Aiiiiiiiiiiii pogubiła kije przy pierwszej próbie.

– No, teorię już znasz. Teraz poćwicz, a po roku następna lekcja.

– Jak to: po roku? – Dziewczyna nie zrozumiała niczego. – Co ty mówisz?

– Musisz opanować podstawy. Ale to tylko wieczorami, tfu! rankami. Bo przez wszystkie noce przez ten rok masz łupać kamienie gołymi rękami. Weź kij, musisz utwardzić go w ognisku, odnaleźć jakieś duże kamienie i rozłupywać je od zmroku do świtu.

– Po co?

– Musisz być silna. Musisz mieć silne ręce i silne palce – tłumaczyła tamtej cierpliwie. – Inaczej cała nauka na nic.

– Jestem silna! – krzyknęła Aiiiiiiiiiiii.

– Taaaak? – Achaja uśmiechnęła się słodko. – No, to cześć. – Podała jej dłoń. – Robimy tak: ściskamy się za ręce. Jedyna możliwość przerwania pojedynku, to jak przeciwnik klęknie przed zwycięzcą i pocałuje go w kolano. Dobrze?

– Dobrze!

– I pamiętaj – szepnęła Achaja. – Zrób to szybko. Zanim pogruchoczę ci kości!

– He, he… Chwal się. Chwal! A ja zaraz…

Nie dokończyła. Ścisnęły się na znak dany przez Arnne.

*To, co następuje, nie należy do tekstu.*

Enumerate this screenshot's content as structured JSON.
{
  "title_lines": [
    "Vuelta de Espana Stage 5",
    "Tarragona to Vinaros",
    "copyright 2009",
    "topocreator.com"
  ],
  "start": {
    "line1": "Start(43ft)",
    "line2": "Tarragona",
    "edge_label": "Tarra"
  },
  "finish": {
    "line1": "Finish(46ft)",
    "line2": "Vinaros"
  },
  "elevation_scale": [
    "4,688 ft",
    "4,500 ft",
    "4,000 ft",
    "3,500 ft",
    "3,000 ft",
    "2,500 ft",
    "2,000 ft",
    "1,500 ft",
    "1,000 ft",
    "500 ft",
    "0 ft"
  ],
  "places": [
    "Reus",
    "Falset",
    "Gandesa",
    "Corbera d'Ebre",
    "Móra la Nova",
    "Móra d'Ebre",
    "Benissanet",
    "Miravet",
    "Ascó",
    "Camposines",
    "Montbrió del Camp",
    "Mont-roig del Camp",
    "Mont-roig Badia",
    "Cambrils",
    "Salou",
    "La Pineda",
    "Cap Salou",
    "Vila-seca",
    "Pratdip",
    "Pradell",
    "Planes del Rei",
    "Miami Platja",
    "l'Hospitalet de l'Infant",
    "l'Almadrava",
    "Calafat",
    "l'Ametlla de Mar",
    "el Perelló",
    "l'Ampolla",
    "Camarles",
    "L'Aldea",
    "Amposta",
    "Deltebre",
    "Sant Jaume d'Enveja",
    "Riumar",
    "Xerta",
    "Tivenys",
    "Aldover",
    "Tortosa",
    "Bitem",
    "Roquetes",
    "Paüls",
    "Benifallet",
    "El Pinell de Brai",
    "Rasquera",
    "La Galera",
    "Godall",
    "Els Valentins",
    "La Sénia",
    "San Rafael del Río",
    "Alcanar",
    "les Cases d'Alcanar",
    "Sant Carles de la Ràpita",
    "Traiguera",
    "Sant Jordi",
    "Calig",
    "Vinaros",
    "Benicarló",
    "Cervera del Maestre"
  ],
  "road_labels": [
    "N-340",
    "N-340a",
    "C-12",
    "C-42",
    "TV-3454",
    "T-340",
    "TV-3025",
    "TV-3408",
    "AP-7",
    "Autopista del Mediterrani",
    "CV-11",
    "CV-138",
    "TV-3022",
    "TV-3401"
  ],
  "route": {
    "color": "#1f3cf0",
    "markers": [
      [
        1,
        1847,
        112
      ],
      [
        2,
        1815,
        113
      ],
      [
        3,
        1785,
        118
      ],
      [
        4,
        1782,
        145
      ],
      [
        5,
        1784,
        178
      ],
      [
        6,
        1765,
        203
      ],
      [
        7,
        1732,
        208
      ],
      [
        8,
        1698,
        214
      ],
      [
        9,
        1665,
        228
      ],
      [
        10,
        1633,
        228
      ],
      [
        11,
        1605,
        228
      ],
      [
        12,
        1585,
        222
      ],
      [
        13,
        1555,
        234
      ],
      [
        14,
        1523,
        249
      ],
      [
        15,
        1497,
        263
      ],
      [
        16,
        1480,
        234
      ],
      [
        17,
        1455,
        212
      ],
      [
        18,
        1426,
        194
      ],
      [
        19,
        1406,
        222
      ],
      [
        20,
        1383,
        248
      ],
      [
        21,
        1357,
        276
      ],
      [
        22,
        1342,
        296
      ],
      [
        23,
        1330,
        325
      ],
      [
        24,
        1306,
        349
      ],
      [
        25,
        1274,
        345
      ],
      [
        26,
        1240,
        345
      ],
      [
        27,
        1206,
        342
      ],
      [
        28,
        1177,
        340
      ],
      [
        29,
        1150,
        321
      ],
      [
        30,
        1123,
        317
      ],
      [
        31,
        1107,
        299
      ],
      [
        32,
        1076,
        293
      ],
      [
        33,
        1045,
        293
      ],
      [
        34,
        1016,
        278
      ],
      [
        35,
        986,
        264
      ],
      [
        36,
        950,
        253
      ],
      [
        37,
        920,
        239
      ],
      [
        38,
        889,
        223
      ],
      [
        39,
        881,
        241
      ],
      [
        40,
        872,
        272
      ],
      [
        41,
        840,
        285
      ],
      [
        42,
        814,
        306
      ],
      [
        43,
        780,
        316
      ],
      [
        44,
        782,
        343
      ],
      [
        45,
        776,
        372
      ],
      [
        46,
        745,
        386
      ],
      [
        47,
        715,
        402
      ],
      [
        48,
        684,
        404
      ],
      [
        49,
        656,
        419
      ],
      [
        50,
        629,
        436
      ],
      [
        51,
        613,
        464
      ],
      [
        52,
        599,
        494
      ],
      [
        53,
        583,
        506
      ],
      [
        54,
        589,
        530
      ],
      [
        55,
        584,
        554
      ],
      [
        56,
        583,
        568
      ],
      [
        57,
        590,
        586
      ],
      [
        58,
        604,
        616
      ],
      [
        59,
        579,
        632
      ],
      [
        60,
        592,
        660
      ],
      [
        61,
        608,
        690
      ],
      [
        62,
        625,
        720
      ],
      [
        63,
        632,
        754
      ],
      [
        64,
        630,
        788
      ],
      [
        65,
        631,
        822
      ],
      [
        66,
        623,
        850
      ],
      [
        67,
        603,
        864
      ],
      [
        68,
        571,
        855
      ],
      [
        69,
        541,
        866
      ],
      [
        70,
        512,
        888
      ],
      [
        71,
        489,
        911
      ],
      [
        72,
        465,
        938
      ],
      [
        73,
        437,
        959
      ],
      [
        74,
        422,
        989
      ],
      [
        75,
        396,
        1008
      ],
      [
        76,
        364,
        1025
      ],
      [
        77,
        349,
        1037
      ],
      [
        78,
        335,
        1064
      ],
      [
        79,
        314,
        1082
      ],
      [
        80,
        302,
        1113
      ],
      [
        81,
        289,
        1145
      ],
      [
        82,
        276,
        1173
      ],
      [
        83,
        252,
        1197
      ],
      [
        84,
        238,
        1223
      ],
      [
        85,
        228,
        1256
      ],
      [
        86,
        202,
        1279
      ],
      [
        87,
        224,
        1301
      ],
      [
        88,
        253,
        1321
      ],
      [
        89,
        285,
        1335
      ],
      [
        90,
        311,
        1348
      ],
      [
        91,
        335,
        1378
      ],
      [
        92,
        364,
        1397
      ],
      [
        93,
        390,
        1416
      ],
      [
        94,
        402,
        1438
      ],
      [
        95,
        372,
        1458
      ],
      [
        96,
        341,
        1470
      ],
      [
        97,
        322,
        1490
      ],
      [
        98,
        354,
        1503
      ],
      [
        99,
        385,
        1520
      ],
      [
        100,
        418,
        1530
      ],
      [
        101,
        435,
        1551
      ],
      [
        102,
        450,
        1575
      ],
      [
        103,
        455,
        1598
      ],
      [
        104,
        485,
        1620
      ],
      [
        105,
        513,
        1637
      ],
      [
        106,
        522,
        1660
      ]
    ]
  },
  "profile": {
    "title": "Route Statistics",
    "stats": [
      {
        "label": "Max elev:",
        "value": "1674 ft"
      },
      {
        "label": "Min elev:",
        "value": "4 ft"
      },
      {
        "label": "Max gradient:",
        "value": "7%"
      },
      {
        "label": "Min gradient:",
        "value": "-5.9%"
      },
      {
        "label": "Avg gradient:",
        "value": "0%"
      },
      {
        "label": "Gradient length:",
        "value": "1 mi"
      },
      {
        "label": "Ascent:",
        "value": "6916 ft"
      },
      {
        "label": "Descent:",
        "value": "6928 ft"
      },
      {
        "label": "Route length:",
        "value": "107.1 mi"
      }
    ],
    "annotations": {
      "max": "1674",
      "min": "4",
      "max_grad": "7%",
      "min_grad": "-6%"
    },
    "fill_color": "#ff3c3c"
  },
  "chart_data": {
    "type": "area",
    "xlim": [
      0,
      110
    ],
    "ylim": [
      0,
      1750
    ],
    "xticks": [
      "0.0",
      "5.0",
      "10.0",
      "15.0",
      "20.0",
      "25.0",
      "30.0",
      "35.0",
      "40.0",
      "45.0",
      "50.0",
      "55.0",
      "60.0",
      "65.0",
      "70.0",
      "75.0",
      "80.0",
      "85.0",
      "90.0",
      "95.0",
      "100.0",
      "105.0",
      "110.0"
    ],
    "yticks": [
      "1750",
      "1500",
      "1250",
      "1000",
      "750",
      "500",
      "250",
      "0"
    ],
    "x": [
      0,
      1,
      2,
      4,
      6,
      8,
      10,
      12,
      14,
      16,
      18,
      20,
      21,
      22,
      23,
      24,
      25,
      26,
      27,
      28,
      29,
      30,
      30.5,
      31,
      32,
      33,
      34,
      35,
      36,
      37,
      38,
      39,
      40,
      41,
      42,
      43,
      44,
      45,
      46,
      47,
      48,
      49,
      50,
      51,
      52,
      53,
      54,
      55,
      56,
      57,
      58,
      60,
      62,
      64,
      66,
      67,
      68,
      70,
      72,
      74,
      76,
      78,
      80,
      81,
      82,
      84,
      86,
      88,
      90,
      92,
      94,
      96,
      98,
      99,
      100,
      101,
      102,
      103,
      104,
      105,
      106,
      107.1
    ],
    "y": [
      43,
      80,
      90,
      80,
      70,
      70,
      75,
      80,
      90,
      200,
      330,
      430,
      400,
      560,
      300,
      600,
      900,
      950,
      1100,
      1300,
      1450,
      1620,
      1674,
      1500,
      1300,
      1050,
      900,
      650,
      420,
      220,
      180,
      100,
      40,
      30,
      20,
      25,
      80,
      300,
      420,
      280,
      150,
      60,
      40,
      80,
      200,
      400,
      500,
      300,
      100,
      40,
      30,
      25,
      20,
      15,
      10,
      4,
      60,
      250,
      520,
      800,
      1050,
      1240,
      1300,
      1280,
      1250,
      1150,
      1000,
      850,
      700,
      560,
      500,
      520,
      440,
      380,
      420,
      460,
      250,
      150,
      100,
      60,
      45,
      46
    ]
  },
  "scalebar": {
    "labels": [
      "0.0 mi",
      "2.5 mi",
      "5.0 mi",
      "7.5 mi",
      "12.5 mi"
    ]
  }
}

Aiiiiiiiiiiii zacisnęła zęby, ale wbrew pozorom nie była głupia. Rąbnęła na kolana i pocałowała Achaję w nogę zanim ta zrobiła z jej dłoni kostną mączkę. Usiłując nie jęczeć i powstrzymując łzy, oblizywała krew płynącą spod paznokci.

– Teraz już wiesz, o co mi chodziło? – uśmiechnęła się Achaja.

– Uch… – Aiiiiiiiiiiii nie mogła zaczerpnąć oddechu. – Wiem! Bogowie…

Jęknęła cicho. Ciągle na kolanach. Nie mogła rozprostować palców. Achaja przyklęknęła obok.

– Jestem dobra – szepnęła. – Bardzo dobra. Jestem mistrzem. Mówią nawet, że szermierzem natchnionym. Ale jeśli przyjedzie tu Virion, potnie cię na paseczki, nawet nie przerywając śniadania. A jeśli przyjedzie tu Nolaan, to nie będziesz nawet wiedziała, że giniesz. A on nie będzie nawet wiedział, że cię zabił. Rozumiesz mnie? Tam za lasem jest bardzo twardy świat. Tam nie ma takich wojowników jak wy. Ale skurwysyny są sto razy większe. Tysiąc razy większe. Oni nie wytrzymają w nocy walki z wami jeden na jednego. Ale załatwią was jak zechcą. Uwierz mi. Oni są bardziej twardzi. Oni są bardziej bezwzględni. Oni mają siłę, mają pieniądze, możliwości, oni mają czas. – Achaja spojrzała Aiiiiiiiiiiii w oczy. – Za trzy lata Wielkiego Lasu już nie będzie. A te swołocze będą. I będą miały się dobrze. Zrozumiałaś mnie? – Popatrzyła uważnie. – Dobrze mnie zrozumiałaś? – Dotknęła dłonią jej szyi. – We wszystkim mnie zrozumiałaś?